Division of Critical Care, University of Western Ontario, London, ON, Canada.
Department of Medicine, Division of Internal Medicine, University of Western Ontario, London, ON, Canada.
Can J Anaesth. 2021 Apr;68(4):530-540. doi: 10.1007/s12630-020-01906-y. Epub 2021 Jan 15.
A discordance, predominantly towards overtreatment, exists between patients' expressed preferences for life-sustaining interventions and those documented at hospital admission. This quality improvement study sought to assess this discordance at our institution. Secondary objectives were to explore if internal medicine (IM) teams could identify patients who might benefit from further conversations and if the discordance can be reconciled in real-time.
Two registered nurses were incorporated into IM teams at a tertiary hospital to conduct resuscitation preference conversations with inpatients either specifically referred to them (group I, n = 165) or randomly selected (group II, n = 164) from 1 August 2016 to 31 August 2018. Resuscitation preferences were documented and communicated to teams prompting revised resuscitation orders where appropriate. Multivariable logistic regression was used to determine potential risk factors for discordance.

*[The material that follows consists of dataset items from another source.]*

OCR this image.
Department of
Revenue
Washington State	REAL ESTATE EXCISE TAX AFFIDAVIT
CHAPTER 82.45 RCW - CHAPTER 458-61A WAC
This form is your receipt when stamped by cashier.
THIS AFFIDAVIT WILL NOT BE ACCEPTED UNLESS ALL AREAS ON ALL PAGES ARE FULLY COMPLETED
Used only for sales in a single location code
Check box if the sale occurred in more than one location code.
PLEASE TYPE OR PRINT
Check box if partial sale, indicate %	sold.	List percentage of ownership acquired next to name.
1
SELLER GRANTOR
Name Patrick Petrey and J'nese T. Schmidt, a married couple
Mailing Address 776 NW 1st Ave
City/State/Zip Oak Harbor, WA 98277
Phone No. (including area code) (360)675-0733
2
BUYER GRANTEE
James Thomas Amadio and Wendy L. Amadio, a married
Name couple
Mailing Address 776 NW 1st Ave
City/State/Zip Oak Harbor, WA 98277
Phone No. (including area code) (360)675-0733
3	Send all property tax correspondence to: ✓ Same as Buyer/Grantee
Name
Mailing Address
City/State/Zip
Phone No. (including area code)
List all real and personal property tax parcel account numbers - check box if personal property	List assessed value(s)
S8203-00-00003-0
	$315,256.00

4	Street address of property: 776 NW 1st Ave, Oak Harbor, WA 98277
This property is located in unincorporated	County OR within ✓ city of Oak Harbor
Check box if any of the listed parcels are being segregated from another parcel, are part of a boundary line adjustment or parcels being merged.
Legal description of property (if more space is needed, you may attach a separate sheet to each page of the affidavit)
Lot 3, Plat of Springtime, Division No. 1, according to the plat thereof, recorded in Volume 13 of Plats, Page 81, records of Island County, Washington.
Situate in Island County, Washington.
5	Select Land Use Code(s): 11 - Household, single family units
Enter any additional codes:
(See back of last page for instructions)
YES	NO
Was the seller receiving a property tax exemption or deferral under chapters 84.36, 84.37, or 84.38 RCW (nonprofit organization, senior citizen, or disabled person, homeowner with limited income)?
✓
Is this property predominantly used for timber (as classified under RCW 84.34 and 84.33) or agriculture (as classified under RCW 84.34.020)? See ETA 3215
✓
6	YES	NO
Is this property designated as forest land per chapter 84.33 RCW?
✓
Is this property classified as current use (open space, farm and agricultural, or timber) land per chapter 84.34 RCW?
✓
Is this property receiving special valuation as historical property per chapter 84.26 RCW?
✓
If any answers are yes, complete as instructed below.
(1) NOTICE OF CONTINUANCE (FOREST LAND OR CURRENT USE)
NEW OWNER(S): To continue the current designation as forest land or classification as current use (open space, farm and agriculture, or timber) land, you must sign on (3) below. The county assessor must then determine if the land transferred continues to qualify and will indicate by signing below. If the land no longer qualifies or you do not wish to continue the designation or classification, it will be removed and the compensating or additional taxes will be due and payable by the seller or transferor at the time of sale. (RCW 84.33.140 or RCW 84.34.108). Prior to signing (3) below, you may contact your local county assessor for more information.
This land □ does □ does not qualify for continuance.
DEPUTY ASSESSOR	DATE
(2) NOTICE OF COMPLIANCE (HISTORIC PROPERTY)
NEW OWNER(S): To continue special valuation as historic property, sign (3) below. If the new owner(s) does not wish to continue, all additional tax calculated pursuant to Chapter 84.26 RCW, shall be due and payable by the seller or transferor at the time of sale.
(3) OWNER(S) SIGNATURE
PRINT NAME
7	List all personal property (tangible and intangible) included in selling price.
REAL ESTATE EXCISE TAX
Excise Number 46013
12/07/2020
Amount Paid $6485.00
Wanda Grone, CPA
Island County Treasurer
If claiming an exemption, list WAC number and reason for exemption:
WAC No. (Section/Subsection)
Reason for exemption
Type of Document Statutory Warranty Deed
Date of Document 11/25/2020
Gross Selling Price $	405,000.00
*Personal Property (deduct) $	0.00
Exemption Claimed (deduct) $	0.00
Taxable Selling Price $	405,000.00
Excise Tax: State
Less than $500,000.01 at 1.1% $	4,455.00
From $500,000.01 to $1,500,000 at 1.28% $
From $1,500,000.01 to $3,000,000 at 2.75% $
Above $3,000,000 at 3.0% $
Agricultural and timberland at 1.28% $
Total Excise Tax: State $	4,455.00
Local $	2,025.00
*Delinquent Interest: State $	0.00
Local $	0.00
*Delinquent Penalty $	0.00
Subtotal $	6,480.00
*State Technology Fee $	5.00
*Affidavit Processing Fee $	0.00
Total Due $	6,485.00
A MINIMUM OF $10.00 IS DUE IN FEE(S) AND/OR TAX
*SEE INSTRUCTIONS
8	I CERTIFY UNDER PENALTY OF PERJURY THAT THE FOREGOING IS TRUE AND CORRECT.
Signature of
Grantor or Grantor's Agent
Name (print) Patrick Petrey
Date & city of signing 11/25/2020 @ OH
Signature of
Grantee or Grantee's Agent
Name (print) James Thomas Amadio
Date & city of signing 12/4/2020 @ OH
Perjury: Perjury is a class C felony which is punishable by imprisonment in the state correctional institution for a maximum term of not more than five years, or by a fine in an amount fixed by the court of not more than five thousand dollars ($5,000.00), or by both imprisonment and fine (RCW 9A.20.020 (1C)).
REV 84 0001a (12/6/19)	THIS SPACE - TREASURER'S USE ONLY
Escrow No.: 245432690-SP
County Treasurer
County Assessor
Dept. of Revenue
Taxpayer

Three hundred and twenty-nine patients were evaluated with a mean (standard deviation) age of 80 (12) and Charlson Comorbidity Index Score of 6.8 (2.6). Discordance was identified in 63/165 (38%) and 27/164 (16%) patients in groups I and II respectively. 42/194 patients (21%) did not want cardiopulmonary resuscitation (CPR) and 15/36 (41%) did not prefer intensive care unit (ICU) admission, despite these having been indicated in their initial preferences. 93% (84/90) of patients with discordance preferred de-escalation of care. Discordance was reconciled in 77% (69/90) of patients.
Hospitalized patients may have preferences documented for CPR and ICU interventions contrary to their preferences. Trained nurses can identify inpatients who would benefit from further in-depth resuscitation preference conversations. Once identified, discordance can be reconciled during the index admission.
患者对维持生命干预措施的表达偏好与入院时记录的偏好之间存在明显差异,主要表现为过度治疗。本质量改进研究旨在评估我院的这种差异。次要目的是探讨内科(IM)团队是否能够识别出可能需要进一步沟通的患者,以及这种差异是否可以实时解决。
2016 年 8 月 1 日至 2018 年 8 月 31 日,在一家三级医院,两名注册护士被纳入内科团队,对 165 名(I 组)或随机选择(II 组)的住院患者进行复苏偏好对话。记录复苏偏好并传达给团队,在适当的情况下提示修订复苏医嘱。采用多变量逻辑回归确定差异的潜在危险因素。
329 例患者接受了评估,平均(标准差)年龄为 80(12)岁,Charlson 合并症指数评分为 6.8(2.6)。I 组和 II 组分别有 63/165(38%)和 27/164(16%)患者存在差异。42/194 名患者(21%)不希望进行心肺复苏(CPR),15/36(41%)不希望入住重症监护病房(ICU),尽管这在他们的初始偏好中已经表明。93%(84/90)的差异患者更倾向于降低护理级别。77%(69/90)的患者差异得到解决。
住院患者的 CPR 和 ICU 干预措施偏好与他们的偏好可能不一致。经过培训的护士可以识别出需要进一步深入复苏偏好对话的住院患者。一旦确定,差异可以在指数住院期间得到解决。